Che le donne potranno, volendo, dismettere il burqa, anche se non
lo hjab, come assicura da Peshawar, bontà sua, tale Sayed Ahmed Gailani,
“il grande vecchio dello schieramento monarchico”, e visto che lo hjab
lascia scoperte le mani, i piedi e la faccia e sotto non è necessario portare
altri indumenti, è già un bel progresso. Le ragazze, d’altronde,
potranno tornare subito a scuola, o, meglio, potrebbero farlo, se in quei
mucchi di rovine cui sono attualmente ridotte le città afghane ci fosse
una scuola in piedi.
Sono
tutte buone notizie e speriamo che siano vere. Come speriamo che
le agenzie abbiano smesso di riferire di massacri, vendette etniche e fucilazioni
nelle strade, come succedeva nei primi giorni dopo l’arrivo dei mujaddin,
perché di massacri, vendette e fucilazioni non se ne verificano più, e
non perché qualcuno ha pensato che non era il caso di turbare il pubblico
occidentale con queste spiacevolezze. In effetti, per la grande stampa
è molto più tranquillizzante insistere sulla musica che fuoriesce gioiosa
dalle radioline dei taxi, sugli aquiloni che i bambini fanno volare sulle
macerie e sul fatto che tra le merci offerte in vendita nei bazar ci siano
nuovamente i rossetti.
Le immagini televisive, a dire il vero,
non confermano al cento per cento le parole che giungono da Kabul. Ci
mostrano, soprattutto, delle masse inquiete di uomini più o meno barbuti
e una quantità di camion carichi di militari che scorazzano tra le rovine
polverose. La situazione, d’altronde, è tutt’altro che tranquilla
e gli stessi giornali che ci descrivono un Afghanistan liberato e ormai
prossimo a uscire dalle tenebre del medioevo, devono ricordare, in taglio
basso nelle pagine interne, che la guerra, comunque, continua e che continuerà
a lungo, perché lo scopo degli alleati, in fondo, non era quello di riportare
la modernità in quel paese, ma di eliminare il terrorismo internazionale
e da questo punto di vista il lavoro è ancora tutto da fare. I nostri
ragazzi, per fare un esempio a caso, non sono ancora partiti da Brindisi:
una situazione, per qualche verso, imbarazzante, tanto è vero che qualcuno
ha proposto di mandare in zona di operazioni, finché si fa in tempo, una
qualche avanguardia, magari un contingente di carabinieri, che, ancorché
non perfettamente informati sulla società afghana e sui suoi problemi,
potranno utilmente contribuire a mantenere l’ordine pubblico.

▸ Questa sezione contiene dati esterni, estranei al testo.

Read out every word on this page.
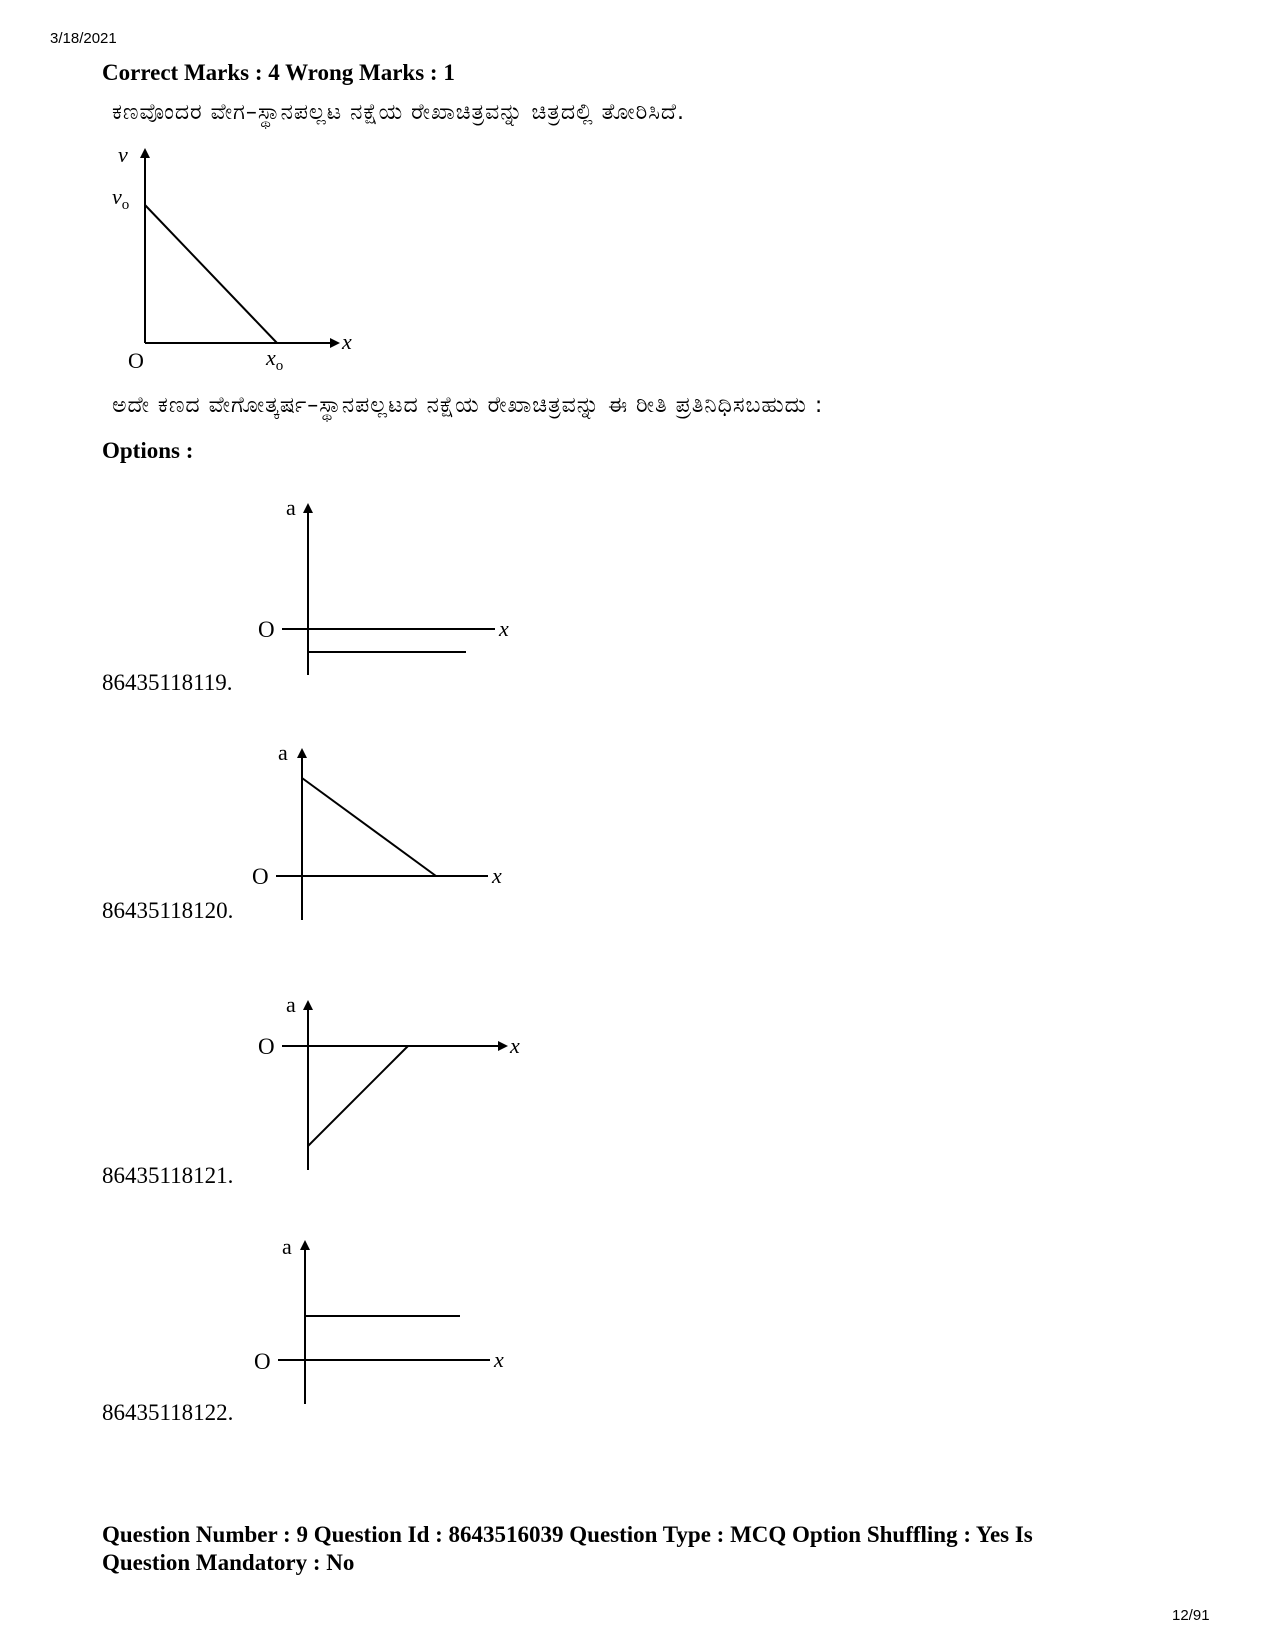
3/18/2021
Correct Marks : 4 Wrong Marks : 1
ಕಣವೊಂದರ ವೇಗ–ಸ್ಥಾನಪಲ್ಲಟ ನಕ್ಷೆಯ ರೇಖಾಚಿತ್ರವನ್ನು ಚಿತ್ರದಲ್ಲಿ ತೋರಿಸಿದೆ.
v
x
O
$v_o$
$x_o$
ಅದೇ ಕಣದ ವೇಗೋತ್ಕರ್ಷ–ಸ್ಥಾನಪಲ್ಲಟದ ನಕ್ಷೆಯ ರೇಖಾಚಿತ್ರವನ್ನು ಈ ರೀತಿ ಪ್ರತಿನಿಧಿಸಬಹುದು :
Options :
a
x
O
86435118119.
a
x
O
86435118120.
a
x
O
86435118121.
a
x
O
86435118122.
Question Number : 9 Question Id : 8643516039 Question Type : MCQ Option Shuffling : Yes Is
Question Mandatory : No
12/91
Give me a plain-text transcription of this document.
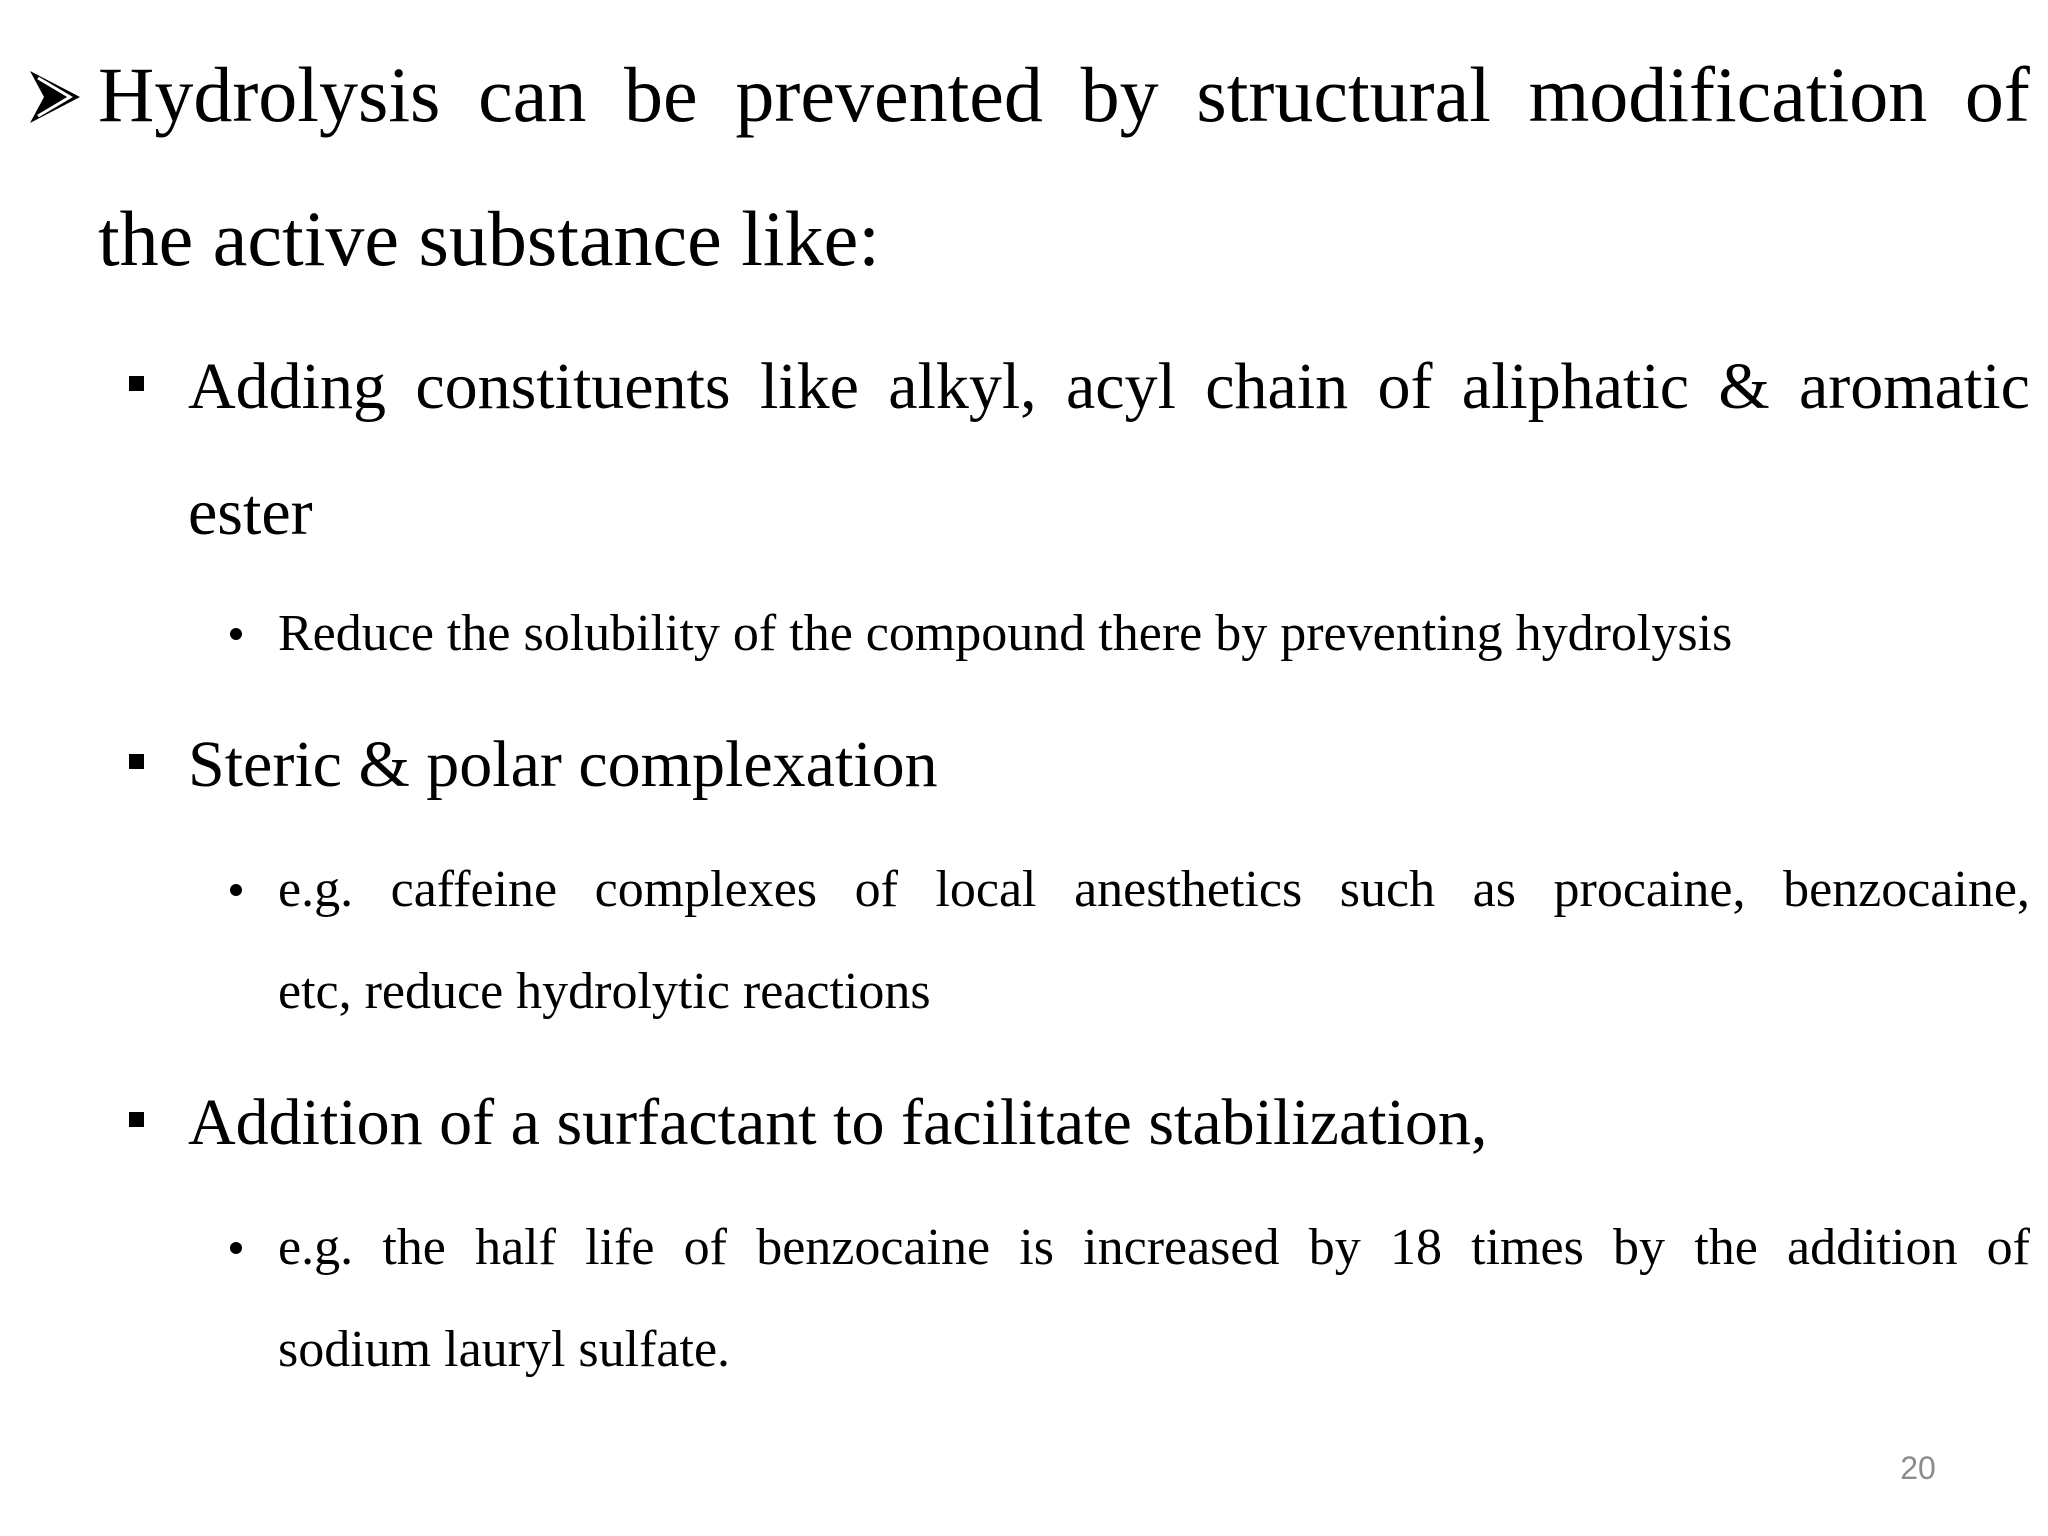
Hydrolysis can be prevented by structural modification of
the active substance like:
Adding constituents like alkyl, acyl chain of aliphatic & aromatic
ester
Reduce the solubility of the compound there by preventing hydrolysis
Steric & polar complexation
e.g. caffeine complexes of local anesthetics such as procaine, benzocaine,
etc, reduce hydrolytic reactions
Addition of a surfactant to facilitate stabilization,
e.g. the half life of benzocaine is increased by 18 times by the addition of
sodium lauryl sulfate.
20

Insomma, che volete: c’era tanto bisogno
di buone notizie, di poter dire che questa guerra insensata qualche risultato
l’aveva prodotto, che per qualche giorno si è preferito mettere tra parentesi
persino Bin Laden. Ci sarà tempo per ritrovare i toni bellicosi e
spiegarci che, burqa o non burqa, siamo tutti al fronte. Per
adesso, la musica delle radioline di Kabul fa da colonna sonora alle nostre
illusioni di pace. Alle nostre, dico, perché dell’ottimismo degli
abitanti di quella città, credo, purtroppo, che sia lecito dubitare.